R&D changes go against simplification remit
Proposed changes to research and development tax relief will make it more complicated for businesses, the Association of Taxation Technicians (ATT) has warned. |
Draft clauses for what is expected to become Finance Bill 2023-241 propose consolidating the two separate reliefs which make up the current R&D system into a single scheme. However, they also include a new enhanced relief for “R&D intensive” small and medium sized enterprises (SMEs) which will operate as a standalone scheme and will not be wrapped into the single scheme.
The ATT2 says this will work against the Government’s ambitions to simplify the tax system, instead creating more complexity and confusion for businesses.
Senga Prior, Chair of the ATT Technical Steering Group, said:
“We do not support the introduction of a single, merged R&D scheme, as it will not take into account the very real differences between the activities and needs of smaller and larger companies. However, we acknowledge that it could be a significant simplification to the existing system. Unfortunately, what is currently being proposed does not represent any simplification.
“The proposals in the draft legislation will still see two separate regimes – the new above the line credit ‘single’ scheme and a separate SME scheme which is only available to a small number of R&D intensive companies. This will arguably result in an overall increase in the complexity of the R&D relief regime, rather than simplification.
“The proposals are extremely disappointing given that the simplification was a key advantage identified during the consultation process on the new single scheme.
“We would recommend that, once the new ’single scheme’ is launched, any enhanced support for R&D intensive SMEs be included within that, rather than operating on a standalone basis.”
The ATT has also expressed concerns that the commencement date of April 2024 for the new single scheme is too soon, and said that more time should be taken to consult and ensure the scheme can be delivered successfully.
Senga Prior added:
“The proposed April 2024 timetable for introducing the new combined scheme is overly ambitious.

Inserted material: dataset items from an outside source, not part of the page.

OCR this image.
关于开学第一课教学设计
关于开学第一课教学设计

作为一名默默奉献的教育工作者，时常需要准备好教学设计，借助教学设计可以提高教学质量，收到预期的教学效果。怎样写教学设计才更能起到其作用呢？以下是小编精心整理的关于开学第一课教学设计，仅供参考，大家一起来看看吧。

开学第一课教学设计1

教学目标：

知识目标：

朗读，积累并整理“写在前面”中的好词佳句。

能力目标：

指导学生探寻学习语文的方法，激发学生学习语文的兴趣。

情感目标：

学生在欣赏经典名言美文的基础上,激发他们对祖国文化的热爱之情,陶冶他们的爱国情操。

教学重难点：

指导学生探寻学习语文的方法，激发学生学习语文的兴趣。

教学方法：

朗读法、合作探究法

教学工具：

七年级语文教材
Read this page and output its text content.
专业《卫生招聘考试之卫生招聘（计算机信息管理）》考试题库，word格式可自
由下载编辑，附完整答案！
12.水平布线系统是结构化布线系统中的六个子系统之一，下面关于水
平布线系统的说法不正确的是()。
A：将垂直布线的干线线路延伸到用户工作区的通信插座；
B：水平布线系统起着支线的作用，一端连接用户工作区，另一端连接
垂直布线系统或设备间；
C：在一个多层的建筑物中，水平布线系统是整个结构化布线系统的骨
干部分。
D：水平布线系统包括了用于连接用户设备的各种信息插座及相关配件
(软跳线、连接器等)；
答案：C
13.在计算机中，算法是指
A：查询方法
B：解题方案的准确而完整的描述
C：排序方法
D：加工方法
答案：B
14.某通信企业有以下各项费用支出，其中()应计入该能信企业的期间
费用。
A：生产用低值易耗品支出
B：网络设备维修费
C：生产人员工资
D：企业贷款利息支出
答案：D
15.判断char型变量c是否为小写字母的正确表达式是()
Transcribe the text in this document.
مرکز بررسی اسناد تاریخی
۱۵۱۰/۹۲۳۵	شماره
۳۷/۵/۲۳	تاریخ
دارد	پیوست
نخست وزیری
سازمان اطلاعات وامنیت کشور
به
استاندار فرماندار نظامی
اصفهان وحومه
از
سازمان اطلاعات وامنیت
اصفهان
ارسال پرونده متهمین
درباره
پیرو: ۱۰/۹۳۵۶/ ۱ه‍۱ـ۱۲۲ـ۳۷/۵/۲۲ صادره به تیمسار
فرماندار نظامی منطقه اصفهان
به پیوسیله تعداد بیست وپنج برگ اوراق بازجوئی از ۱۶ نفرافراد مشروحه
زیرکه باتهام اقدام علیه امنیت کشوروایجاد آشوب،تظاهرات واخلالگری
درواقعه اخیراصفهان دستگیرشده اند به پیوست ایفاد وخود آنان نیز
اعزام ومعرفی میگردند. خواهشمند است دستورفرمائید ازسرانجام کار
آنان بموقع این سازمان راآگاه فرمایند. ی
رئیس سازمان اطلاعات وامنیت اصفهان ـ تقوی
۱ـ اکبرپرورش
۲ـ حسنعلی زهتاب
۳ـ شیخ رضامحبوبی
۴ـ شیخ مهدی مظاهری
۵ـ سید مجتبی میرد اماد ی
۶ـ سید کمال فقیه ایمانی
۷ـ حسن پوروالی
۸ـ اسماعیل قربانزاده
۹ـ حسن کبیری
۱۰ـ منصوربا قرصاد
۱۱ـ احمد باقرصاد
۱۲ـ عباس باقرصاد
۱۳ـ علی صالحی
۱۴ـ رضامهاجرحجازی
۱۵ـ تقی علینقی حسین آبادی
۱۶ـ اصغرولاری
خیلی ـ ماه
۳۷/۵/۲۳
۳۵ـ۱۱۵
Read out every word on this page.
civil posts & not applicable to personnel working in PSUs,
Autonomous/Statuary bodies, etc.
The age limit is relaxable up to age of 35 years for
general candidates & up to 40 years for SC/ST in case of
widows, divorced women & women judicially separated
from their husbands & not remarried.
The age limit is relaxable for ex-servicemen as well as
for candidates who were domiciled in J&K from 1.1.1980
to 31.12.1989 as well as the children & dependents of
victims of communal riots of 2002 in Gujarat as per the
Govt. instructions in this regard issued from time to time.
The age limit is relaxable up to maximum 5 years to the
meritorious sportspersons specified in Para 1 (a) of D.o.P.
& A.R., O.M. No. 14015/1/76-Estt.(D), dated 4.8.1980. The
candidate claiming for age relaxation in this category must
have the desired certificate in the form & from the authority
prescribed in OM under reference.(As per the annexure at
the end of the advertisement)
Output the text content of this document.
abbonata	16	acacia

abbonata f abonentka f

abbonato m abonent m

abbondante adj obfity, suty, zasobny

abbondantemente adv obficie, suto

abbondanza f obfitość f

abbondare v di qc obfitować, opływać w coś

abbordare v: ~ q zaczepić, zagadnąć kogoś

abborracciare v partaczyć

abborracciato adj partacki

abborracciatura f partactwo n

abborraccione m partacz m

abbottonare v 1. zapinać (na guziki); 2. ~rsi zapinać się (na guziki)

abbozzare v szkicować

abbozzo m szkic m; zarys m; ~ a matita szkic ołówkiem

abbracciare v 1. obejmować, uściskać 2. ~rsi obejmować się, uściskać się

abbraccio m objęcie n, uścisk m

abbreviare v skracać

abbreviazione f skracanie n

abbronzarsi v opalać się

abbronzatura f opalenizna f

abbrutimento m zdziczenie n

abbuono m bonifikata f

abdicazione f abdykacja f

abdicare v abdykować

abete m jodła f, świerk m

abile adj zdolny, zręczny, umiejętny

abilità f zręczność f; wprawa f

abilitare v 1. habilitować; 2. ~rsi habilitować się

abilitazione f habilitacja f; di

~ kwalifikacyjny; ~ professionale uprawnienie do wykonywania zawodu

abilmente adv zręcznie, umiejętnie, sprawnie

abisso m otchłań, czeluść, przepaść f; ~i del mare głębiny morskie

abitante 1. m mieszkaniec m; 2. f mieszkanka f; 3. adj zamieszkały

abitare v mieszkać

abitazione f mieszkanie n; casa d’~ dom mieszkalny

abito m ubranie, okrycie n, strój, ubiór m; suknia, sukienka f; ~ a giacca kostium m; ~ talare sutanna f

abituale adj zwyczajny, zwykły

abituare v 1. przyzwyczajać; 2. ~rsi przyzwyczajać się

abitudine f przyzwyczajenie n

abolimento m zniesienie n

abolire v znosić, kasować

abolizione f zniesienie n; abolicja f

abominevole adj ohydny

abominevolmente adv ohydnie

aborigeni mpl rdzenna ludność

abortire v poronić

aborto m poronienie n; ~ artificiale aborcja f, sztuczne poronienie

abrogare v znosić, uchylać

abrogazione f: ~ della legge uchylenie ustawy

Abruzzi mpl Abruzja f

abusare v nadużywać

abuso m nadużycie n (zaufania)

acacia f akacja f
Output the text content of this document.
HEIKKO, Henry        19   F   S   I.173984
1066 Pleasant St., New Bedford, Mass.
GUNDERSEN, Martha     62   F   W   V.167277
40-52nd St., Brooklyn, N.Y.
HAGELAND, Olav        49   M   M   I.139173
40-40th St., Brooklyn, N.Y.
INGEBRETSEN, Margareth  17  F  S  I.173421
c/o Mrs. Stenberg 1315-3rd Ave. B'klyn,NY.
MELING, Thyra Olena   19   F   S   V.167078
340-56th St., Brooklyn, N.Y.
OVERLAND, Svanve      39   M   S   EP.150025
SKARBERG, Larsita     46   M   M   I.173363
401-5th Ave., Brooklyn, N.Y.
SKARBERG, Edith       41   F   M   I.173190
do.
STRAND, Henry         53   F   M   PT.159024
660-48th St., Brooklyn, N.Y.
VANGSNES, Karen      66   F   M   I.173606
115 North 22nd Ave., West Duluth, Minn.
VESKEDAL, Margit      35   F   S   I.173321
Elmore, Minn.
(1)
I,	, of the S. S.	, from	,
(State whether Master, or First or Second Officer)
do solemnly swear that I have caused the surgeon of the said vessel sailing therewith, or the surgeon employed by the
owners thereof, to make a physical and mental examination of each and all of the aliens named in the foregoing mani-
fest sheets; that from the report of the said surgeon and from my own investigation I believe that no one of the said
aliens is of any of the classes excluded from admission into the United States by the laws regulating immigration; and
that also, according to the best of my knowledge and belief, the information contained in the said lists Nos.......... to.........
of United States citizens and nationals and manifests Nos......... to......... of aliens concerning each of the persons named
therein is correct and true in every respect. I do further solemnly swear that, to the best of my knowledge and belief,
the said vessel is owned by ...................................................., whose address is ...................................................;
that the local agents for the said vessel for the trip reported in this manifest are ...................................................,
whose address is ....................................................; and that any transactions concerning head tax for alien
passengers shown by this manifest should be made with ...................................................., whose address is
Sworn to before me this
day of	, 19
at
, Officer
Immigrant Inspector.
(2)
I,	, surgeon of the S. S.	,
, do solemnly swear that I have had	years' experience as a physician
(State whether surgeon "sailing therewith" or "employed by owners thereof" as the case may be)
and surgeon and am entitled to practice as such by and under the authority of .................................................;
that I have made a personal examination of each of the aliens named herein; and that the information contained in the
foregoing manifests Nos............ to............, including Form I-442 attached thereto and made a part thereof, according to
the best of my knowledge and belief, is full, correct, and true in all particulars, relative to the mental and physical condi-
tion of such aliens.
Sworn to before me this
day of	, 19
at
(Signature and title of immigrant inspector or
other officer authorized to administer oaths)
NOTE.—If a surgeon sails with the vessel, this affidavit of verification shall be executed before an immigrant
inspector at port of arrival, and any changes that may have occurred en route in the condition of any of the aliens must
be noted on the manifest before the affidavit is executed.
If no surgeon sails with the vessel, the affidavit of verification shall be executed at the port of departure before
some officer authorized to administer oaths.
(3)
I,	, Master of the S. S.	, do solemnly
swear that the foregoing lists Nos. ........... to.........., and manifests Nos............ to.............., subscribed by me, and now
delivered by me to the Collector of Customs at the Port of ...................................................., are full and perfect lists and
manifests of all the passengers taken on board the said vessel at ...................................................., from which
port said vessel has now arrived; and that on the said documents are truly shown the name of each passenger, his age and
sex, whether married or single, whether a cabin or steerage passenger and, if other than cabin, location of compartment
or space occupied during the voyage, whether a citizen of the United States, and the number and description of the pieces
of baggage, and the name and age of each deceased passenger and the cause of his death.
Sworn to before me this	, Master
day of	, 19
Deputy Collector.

Such a timescale does not allow for proper consultation, or for the required systems and processes to be put in place by business, agents, software providers and HMRC.
“We note that the draft legislation indicates the Government has not yet taken a final decision on whether to introduce the new single scheme, but intends to keep open the option of doing so from April 2024.
“We strongly recommend that the Government delays the introduction of the single merged scheme to allow more time for consultation and preparation, incorporating the additional support for R&D intensive SMEs into the current SME scheme in the meantime.”